Greetings, friends. A little about myself before we go any further, but not for narcissistic reasons—it’s just so that you understand a couple of contributing factors behind the adoration I’m about to heap upon Microsoft Studios’s Forza Motorsport 4: I love cars. I love anything with four wheels and an engine, especially if that engine is connected purely to the rear wheels, with little or no interference from infernal machines with names like ABS and DSC. You get my drift, I’m sure. So when I was contacted and asked if I’d write a review about this game, they didn’t have to send me a copy. I already had three of them: one for each Xbox 360 in my three-screen Forza setup. There’s a steering wheel bolted to the desk, some pedals on the floor and sod-all room for anything else in my tiny apartment.
Just had to make sure we’re clear on all that stuff before I go on…
On the surface, Forza 4, like its predecessors, is an “everyone’s” game. Be you a hardcore sim enthusiast, or a casual “racer” who wants to do little more than steer the pretty car when the line changes colour, you’re covered. That said, it’s when you switch off the ABS, the traction control, the stability control, the suggested line (in fact EVERY damn thing) that this game really shines.
If you’re prepared to put in the effort and learn how this game really handles, you can have an absolute blast! The lads and ladettes at Turn 10 studios put as much (if not more) time and effort into the physics behind the pretty, as they do anything else. Turn off your handbag aids and you’ll soon learn that there’s a lot more to cornering than just mashing your controller button left or right. There’s the balance of the car to consider, the loading on the tires and those pesky old rules that Newton came up with. You’ll very quickly make two new close friends… one called understeer and another called oversteer. The latter can be your best friend and induce grins wider than George Clooney’s (every time he wakes up and realises he’s George Clooney), the former is, as Richard Hammond puts it “the sound of disappointment”. No, FM4 is not anywhere near like driving a real car, but it is as close as you’ll get for less than a hundred bucks!
Anyone worth their salt will ask, when a sequel game comes out, “so, what’s better about it?” Either that, or you’re like me and you’re such a fan of the series that you just pre-ordered it on-spec, the second you found out about it. Either way, allow me to answer your unasked question. There really are only a couple of things that are better about Forza Motorsport 4, most of it is very similar to its predecessor.
Firstly, the core gameplay and physics engine were perfect already. To monkey too hard with that would have been madness. It takes time to learn how to drive even reasonably well in a game like this, so to have to learn all over again would have sucked.

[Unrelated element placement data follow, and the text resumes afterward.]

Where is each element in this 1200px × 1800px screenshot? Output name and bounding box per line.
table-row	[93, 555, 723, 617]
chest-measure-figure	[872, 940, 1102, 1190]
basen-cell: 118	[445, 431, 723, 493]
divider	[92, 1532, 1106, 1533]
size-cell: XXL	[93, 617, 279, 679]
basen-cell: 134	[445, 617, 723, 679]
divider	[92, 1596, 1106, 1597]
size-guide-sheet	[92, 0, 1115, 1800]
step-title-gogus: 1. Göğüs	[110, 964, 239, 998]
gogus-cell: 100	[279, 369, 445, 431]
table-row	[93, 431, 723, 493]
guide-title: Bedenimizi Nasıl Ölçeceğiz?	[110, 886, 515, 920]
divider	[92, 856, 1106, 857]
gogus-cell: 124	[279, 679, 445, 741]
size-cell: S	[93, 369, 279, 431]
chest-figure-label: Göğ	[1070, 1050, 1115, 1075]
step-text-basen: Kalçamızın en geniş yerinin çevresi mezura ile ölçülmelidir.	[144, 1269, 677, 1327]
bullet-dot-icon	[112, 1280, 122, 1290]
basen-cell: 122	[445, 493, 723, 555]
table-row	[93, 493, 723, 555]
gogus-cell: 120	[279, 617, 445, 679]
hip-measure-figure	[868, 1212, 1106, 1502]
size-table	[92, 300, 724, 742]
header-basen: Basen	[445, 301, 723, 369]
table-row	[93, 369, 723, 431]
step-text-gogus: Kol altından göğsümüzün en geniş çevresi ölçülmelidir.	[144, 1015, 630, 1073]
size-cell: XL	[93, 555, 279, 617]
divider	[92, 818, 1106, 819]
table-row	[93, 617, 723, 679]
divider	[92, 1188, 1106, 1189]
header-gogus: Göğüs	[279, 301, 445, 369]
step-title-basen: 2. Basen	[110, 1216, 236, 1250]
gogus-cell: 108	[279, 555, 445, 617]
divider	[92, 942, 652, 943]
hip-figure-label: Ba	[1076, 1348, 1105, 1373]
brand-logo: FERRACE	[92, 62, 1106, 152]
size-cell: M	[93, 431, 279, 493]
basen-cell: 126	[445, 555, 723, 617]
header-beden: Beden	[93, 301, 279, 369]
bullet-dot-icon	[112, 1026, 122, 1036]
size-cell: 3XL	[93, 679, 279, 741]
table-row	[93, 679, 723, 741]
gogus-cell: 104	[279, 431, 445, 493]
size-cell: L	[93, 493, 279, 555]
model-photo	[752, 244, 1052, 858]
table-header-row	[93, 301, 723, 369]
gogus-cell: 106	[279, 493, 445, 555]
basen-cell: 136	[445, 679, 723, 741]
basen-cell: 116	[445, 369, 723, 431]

Then there’s the graphics. They. Are. Stunning. There is no other word for it. I’m not going to try and explain it using numbers and statistics, I’m just going to say “go and check it out somewhere, you’ll understand!” If you stand back from the screen about 6 feet, you’ll swear, at a glance, that you’re looking at a photo. I’ve had friends look at replays recorded on an iPhone 4 camera and assume it was real footage. Again, I say it: stunning! If I’ve had a long day at work, or I’m bummed about something, I fire up Forza 4, put some tunes on the stereo and drive an old-school corvette (one that I could never afford in real life) through the mountains of Japan. I don’t drive fast, I just cruise around and soak up the scenery. It really is that pretty. Seriously, correcting a tiny bit of oversteer while some Sabbath plays on the wireless is the most relaxing thing known to man!
There is one important addition, and that’s The “Top Gear” test track. If you have a pulse and you’re a fan of the show, you have to go out and buy this game immediately. Seriously, stop reading, you can finish reading this on the train on the way to the game store. Go!
Doing a lap of that famous stretch of blacktop is truly awesome. Especially in a Suzuki Liana or a Kia Cee’d (the latter of which will earn you an achievement or two). There’s something amazingly satisfying about hurling that little car around the track, especially when you realise that the replay is shown exactly like it would be on the show. They use the same camera angles, even the super-wicked-awesome “holy crap that was fast!” shot as you blast past the tyres. You know the one I mean. Seriously, you’d better be on the way to the games store by now. What if some punk kid gets the last copy in stock? GO!
Forza Motorport 4 is an absolute must-have game for any kind of car enthusiast. The Top Gear track alone is worth the price of admission and I haven’t even got to the part where you can play car soccer. Online. With little hatchbacks and a big ball. Just like on the show. And the physics are spot-on enough that I would insist my (hypothetical) children drive this thing a lot, with all the aids off, before they go anywhere near a real car. It’s no substitute for the real thing, but it will give them an appreciation of why one needs to brake before a corner and what to do if you’re understeering etc. Things you shouldn’t have to learn on the road if you can avoid it.
I can’t spend any longer on this review, I must away to continue my campaign…my never-ending, soul-destroying but skill-honing campaign to climb the illustrious leader boards of FM4, specifically the leader board attached to the Nürburgring’s Nordschleife. It’s like some kind of drug, you see! I must get better at it! I’ve got another 20 seconds in me, honest!